The protests in Brazil continued on Thursday, hours before the opening ceremony of the 2014 World Cup. Brazilian police fired teargas at a small group of protestors trying to make their way toward the Arena Corinthians in Sao Paulo, CNN reports.
The start of the 2014 World Cup hasn't quelled public demonstrations in Brazil. Police used teargas to hold back a small group of protestors on Thursday, according to CNN's Shasta Darlington. The altercation occurred seven miles from the Arena Corinthians and resulted in one arrest.
One of the teargas canisters hit Darlington and her producer, Barbara Arvanitidis; Darlington sustained a minor cut on her arm, and Arvanitidis was struck on the wrist.
The protests stem from anger over the government spending more than $11 billion on the World Cup while many Brazilian citizens continue to struggle with both poor working and living conditions.
More than 3,000 families of Brazil's working-class poor erected plastic tents and formed a camp less than three miles away from the Sao Paulo stadium. The residents living in the camp hope to draw attention to Brazil's lack of low-income housing, according to CNN.
Jucilene de Oliveira, a resident of the camp, told CNN her rent doubled in Sao Paulo as the country prepared for the World Cup.
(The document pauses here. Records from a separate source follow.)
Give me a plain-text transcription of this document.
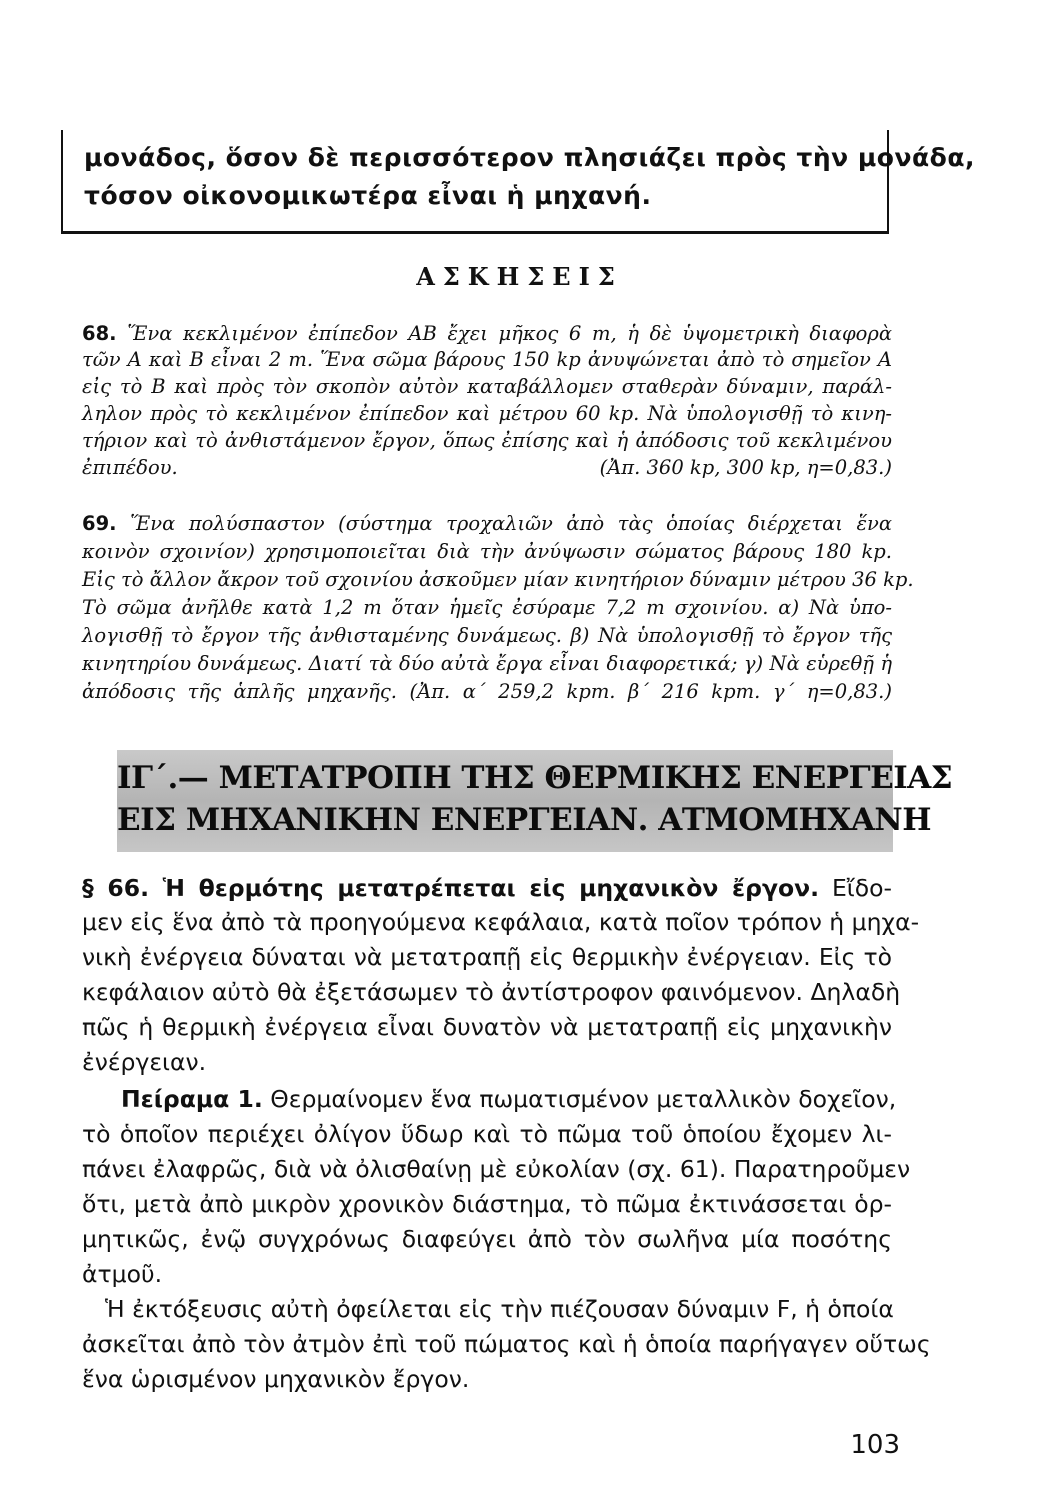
μονάδος, ὅσον δὲ περισσότερον πλησιάζει πρὸς τὴν μονάδα,
τόσον οἰκονομικωτέρα εἶναι ἡ μηχανή.
ΑΣΚΗΣΕΙΣ
68. Ἕνα κεκλιμένον ἐπίπεδον ΑΒ ἔχει μῆκος 6 m, ἡ δὲ ὑψομετρικὴ διαφορὰ
τῶν Α καὶ Β εἶναι 2 m. Ἕνα σῶμα βάρους 150 kp ἀνυψώνεται ἀπὸ τὸ σημεῖον Α
εἰς τὸ Β καὶ πρὸς τὸν σκοπὸν αὐτὸν καταβάλλομεν σταθερὰν δύναμιν, παράλ-
ληλον πρὸς τὸ κεκλιμένον ἐπίπεδον καὶ μέτρου 60 kp. Νὰ ὑπολογισθῇ τὸ κινη-
τήριον καὶ τὸ ἀνθιστάμενον ἔργον, ὅπως ἐπίσης καὶ ἡ ἀπόδοσις τοῦ κεκλιμένου
ἐπιπέδου.	(Ἀπ. 360 kp, 300 kp, η=0,83.)
69. Ἕνα πολύσπαστον (σύστημα τροχαλιῶν ἀπὸ τὰς ὁποίας διέρχεται ἕνα
κοινὸν σχοινίον) χρησιμοποιεῖται διὰ τὴν ἀνύψωσιν σώματος βάρους 180 kp.
Εἰς τὸ ἄλλον ἄκρον τοῦ σχοινίου ἀσκοῦμεν μίαν κινητήριον δύναμιν μέτρου 36 kp.
Τὸ σῶμα ἀνῆλθε κατὰ 1,2 m ὅταν ἡμεῖς ἐσύραμε 7,2 m σχοινίου. α) Νὰ ὑπο-
λογισθῇ τὸ ἔργον τῆς ἀνθισταμένης δυνάμεως. β) Νὰ ὑπολογισθῇ τὸ ἔργον τῆς
κινητηρίου δυνάμεως. Διατί τὰ δύο αὐτὰ ἔργα εἶναι διαφορετικά; γ) Νὰ εὑρεθῇ ἡ
ἀπόδοσις τῆς ἁπλῆς μηχανῆς. (Ἀπ. α΄ 259,2 kpm. β΄ 216 kpm. γ΄ η=0,83.)
ΙΓ΄.— ΜΕΤΑΤΡΟΠΗ ΤΗΣ ΘΕΡΜΙΚΗΣ ΕΝΕΡΓΕΙΑΣ
ΕΙΣ ΜΗΧΑΝΙΚΗΝ ΕΝΕΡΓΕΙΑΝ. ΑΤΜΟΜΗΧΑΝΗ
§ 66. Ἡ θερμότης μετατρέπεται εἰς μηχανικὸν ἔργον. Εἴδο-
μεν εἰς ἕνα ἀπὸ τὰ προηγούμενα κεφάλαια, κατὰ ποῖον τρόπον ἡ μηχα-
νικὴ ἐνέργεια δύναται νὰ μετατραπῇ εἰς θερμικὴν ἐνέργειαν. Εἰς τὸ
κεφάλαιον αὐτὸ θὰ ἐξετάσωμεν τὸ ἀντίστροφον φαινόμενον. Δηλαδὴ
πῶς ἡ θερμικὴ ἐνέργεια εἶναι δυνατὸν νὰ μετατραπῇ εἰς μηχανικὴν
ἐνέργειαν.
Πείραμα 1. Θερμαίνομεν ἕνα πωματισμένον μεταλλικὸν δοχεῖον,
τὸ ὁποῖον περιέχει ὀλίγον ὕδωρ καὶ τὸ πῶμα τοῦ ὁποίου ἔχομεν λι-
πάνει ἐλαφρῶς, διὰ νὰ ὀλισθαίνῃ μὲ εὐκολίαν (σχ. 61). Παρατηροῦμεν
ὅτι, μετὰ ἀπὸ μικρὸν χρονικὸν διάστημα, τὸ πῶμα ἐκτινάσσεται ὁρ-
μητικῶς, ἐνῷ συγχρόνως διαφεύγει ἀπὸ τὸν σωλῆνα μία ποσότης
ἀτμοῦ.
Ἡ ἐκτόξευσις αὐτὴ ὀφείλεται εἰς τὴν πιέζουσαν δύναμιν F, ἡ ὁποία
ἀσκεῖται ἀπὸ τὸν ἀτμὸν ἐπὶ τοῦ πώματος καὶ ἡ ὁποία παρήγαγεν οὕτως
ἕνα ὡρισμένον μηχανικὸν ἔργον.
103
"We paid 700 reais ($314) on rent, then food and clothes, it was too much," Jucilene de Oliveira told CNN. "... We don't want anything for free, but we need something we can pay. If we can pay 700 reais a month for rent, we could pay that in installments for a housing unit."
Some workers' unions have also protested in the week leading up to the World Cup. Brazil's subways workers' unions took to the streets of Sao Paulo on Monday for the fifth day, which resulted in street fires, traffic jams and the police firing teargas.
"The sense of being tricked is very strong in Brazil because, of course, people love football, and people love the World Cup as a cultural event," American professor Chris Gaffney told CBS News. "But the FIFA event is something new to Brazil, and that has generated a lot of disenchantment."